TAK44マグナム

恐怖の火あぶりのTAK44マグナムのレビュー・感想・評価

恐怖の火あぶり(1979年製作の映画)
3.1
燃えろいい女〜


・・・というのは懐かしの世良公則&ツイストのヒット曲ですが、それを間違った意味で地でいっているのが本作、「恐怖の火あぶり」でございます。
それにしても、身もふたもないタイトルだな!


幼少期にママから折檻され続け、すっかりマザコンと化したドニー(ちょっと若かりし頃のダスティン・ホフマン似)。
コンロの火で腕をあぶられる罰がトラウマになっていた彼は、ある日、仕事仲間が目の前で火だるまになっていても何も出来なかったのであります。
それをなじられると、「火で邪気が浄化されて良かったじゃん」などと完全に頭のおかしい応答をするドニー。

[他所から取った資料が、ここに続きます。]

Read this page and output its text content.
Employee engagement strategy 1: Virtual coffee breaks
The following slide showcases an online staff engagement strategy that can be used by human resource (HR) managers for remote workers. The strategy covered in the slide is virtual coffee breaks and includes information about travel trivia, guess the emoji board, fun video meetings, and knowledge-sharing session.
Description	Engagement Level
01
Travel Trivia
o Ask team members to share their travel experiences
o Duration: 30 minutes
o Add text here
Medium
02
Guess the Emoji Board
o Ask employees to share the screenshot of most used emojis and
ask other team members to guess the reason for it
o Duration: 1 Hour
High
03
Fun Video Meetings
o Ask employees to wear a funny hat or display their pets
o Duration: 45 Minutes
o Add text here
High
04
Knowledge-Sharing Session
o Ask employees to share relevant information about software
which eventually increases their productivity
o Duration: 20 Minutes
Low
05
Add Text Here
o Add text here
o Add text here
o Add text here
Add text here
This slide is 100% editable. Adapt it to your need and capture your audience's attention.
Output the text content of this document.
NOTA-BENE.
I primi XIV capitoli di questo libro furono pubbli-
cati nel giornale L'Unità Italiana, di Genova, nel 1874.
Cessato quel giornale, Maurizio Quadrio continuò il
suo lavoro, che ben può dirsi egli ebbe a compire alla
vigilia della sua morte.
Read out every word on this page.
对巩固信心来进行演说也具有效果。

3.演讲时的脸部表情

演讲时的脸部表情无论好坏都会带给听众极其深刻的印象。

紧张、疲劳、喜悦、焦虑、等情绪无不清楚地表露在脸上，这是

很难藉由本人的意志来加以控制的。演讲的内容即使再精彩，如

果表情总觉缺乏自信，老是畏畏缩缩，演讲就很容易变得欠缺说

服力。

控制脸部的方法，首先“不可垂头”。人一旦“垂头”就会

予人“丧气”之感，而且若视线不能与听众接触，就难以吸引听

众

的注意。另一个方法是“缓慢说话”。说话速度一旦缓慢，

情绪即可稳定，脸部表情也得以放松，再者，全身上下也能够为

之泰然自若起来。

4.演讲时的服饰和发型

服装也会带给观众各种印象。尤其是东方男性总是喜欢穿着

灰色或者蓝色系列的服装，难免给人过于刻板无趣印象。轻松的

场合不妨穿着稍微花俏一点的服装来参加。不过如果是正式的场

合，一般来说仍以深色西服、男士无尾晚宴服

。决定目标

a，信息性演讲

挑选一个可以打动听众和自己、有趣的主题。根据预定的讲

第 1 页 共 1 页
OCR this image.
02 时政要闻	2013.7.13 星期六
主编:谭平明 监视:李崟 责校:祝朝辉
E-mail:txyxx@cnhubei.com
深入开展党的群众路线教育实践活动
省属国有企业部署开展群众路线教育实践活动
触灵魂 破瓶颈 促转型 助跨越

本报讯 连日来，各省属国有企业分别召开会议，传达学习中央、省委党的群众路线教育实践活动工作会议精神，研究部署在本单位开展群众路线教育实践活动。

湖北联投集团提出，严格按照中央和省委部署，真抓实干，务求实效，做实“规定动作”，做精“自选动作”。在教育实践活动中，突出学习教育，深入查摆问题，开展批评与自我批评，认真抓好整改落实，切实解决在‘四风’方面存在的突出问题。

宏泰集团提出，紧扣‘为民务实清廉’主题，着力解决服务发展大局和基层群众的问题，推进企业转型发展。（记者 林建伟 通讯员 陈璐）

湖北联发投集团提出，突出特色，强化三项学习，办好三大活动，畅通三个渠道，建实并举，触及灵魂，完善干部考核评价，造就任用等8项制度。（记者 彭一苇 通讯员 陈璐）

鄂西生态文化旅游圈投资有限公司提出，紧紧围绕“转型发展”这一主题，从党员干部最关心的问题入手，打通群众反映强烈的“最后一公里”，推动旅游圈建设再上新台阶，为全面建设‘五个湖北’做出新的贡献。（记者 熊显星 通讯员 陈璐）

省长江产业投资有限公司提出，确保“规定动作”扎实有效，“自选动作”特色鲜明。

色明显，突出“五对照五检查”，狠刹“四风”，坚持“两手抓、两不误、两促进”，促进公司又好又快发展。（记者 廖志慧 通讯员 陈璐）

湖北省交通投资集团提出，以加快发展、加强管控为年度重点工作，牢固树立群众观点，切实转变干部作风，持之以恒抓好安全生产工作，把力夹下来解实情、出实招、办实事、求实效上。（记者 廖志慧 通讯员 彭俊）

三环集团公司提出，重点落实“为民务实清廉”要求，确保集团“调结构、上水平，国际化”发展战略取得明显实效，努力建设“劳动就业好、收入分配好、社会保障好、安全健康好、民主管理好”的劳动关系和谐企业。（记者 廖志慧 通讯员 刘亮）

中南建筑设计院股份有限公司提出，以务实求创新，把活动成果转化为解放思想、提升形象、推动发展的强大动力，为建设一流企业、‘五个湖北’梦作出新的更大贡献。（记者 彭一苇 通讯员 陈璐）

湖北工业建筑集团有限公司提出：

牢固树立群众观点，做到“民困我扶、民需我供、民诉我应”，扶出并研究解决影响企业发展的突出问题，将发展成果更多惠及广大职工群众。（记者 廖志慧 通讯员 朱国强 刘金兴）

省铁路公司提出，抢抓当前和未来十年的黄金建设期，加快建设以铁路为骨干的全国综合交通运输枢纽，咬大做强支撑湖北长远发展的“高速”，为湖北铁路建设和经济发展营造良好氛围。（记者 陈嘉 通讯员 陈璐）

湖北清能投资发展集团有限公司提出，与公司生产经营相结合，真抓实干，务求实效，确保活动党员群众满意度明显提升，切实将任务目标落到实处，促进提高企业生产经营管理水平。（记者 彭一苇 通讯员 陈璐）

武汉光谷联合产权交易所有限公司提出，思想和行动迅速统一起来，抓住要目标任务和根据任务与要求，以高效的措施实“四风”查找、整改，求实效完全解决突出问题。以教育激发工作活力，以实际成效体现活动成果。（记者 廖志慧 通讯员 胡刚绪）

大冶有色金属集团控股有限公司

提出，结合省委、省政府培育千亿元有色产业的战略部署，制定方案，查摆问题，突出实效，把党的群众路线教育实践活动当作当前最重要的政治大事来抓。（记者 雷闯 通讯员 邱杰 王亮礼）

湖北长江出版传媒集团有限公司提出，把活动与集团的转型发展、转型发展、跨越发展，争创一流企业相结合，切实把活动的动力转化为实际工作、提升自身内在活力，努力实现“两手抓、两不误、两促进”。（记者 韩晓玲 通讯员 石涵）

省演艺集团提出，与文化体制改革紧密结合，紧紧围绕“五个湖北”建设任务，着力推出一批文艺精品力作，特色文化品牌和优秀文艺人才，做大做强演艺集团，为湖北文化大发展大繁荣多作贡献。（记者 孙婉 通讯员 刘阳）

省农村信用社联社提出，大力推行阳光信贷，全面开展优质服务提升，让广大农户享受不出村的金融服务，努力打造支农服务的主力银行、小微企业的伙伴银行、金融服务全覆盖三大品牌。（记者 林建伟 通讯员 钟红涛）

急いで帰宅すると、なんと鬼の様だったママが死んどるじゃありませんか!
すると、心の声が聞こえてきます。
「これでおまえは自由、何をやっても良いんだよ♪」
うおー!マジで?と、はしゃいだドニーは音楽を大音量でかけたり、椅子の上で飛び跳ねたり、ママの死体を火であぶったりしちゃいますよ。

ママから解放された喜びからか、いよいよ頭がどうにかしてきたドニーは会社も無断欠勤。
仕事そっちのけで何をするのかと思いきや、一室の壁に鉄板を張りつめ、耐火防護服を買ってきます。
それから花屋の女性店員をだまくらかして家に連れて行き、いよいよ訝しがられると殴って気絶させましたよ。
花屋さんが目覚めると、そこはあの鉄板部屋。
何故か真っ裸にされ、吊るされちゃっているではありませんか!
そこへ現れたのは防護服を着込み、火炎放射器を持ったドニー!
狂えるドニーは、真っ裸の女子を消し炭にしたい衝動に駆られていたのです!
ガソリンをかけ、躊躇なく火炎放射するドニー!
泣き叫ぶ花屋さん!
あっという間に真っ黒こげの出来上がりDEATH!

それからというもの、夜な夜な強引なナンパに精を出しては、ドニーはガングロギャルの1000倍は黒焦げた女子にドレスを着せて、部屋にコレクションしてゆくのでした。
相当、臭いとか気になりそうですけれど、そういう細かいところは気にしちゃいけない仕様でございます。
ジョー・スピネルの「マニアック」と同じですね。

そうこうしているうちに、仕事仲間と神父さんが勘違いからドニー宅を訪問、ついにドニーの危険な趣味が暴かれてしまいます。
うおー、どうなってしまうのか?!
と思ったら、それこそ「マニアック」でしたよ!
もしかしたらジョー・スピネルはこれを観て感銘を受けたのでしょうか?
思わずパクリたくなるほどに!(苦笑)


古い映画なので、さほど刺激的な場面もないのですが、やはり火あぶりで殺害するサイコパスというのは他に中々いないので貴重な存在ですね。
あとは「エクスタミネーター2」のロバート・ギンティが景気良く悪党を燃やしていたぐらいでしょうか?

尺は短めだし、テンポも悪くないので退屈はしませんが、最大の難点はウリである火あぶりシーンが二回しか無いことです。
しかも女子を燃やすのを見せるのは最初の一回だけ。
あとは黒焦げ死体しか見せてくれません。
これは物足りない!
真っ裸も1人だけとは健康な男子たるもの大いに不満!
たぶん予算が無いのでしょう。
燃やされるカットも、人形をただ燃やしているだけで動かないから迫力がない。
最後に拉致した酔っ払い女子も結構可愛かったので期待したのに裸もお預けとは!
どんな我慢プレイを強いるんでしょうか!

最後まで何も良いことが起きない陰鬱な作品ですが、今では「血のでないスプラッター」としてカルト化しているとの事。
観てみると、それはちょっと持ち上げすぎだなぁと思った次第であります。
毎度、ちゃんと火あぶり焦げ焦げを見せてくれていたら評価も上げざるおえない出来ではあるのですが、非常に惜しい・・・。

あ、最後の最後にちょっとしたオマケがありまして、ホラー映画における正しいクロージングとはどんなものかを教えてくれますよ。
教科書的模範解答なエンディングでした。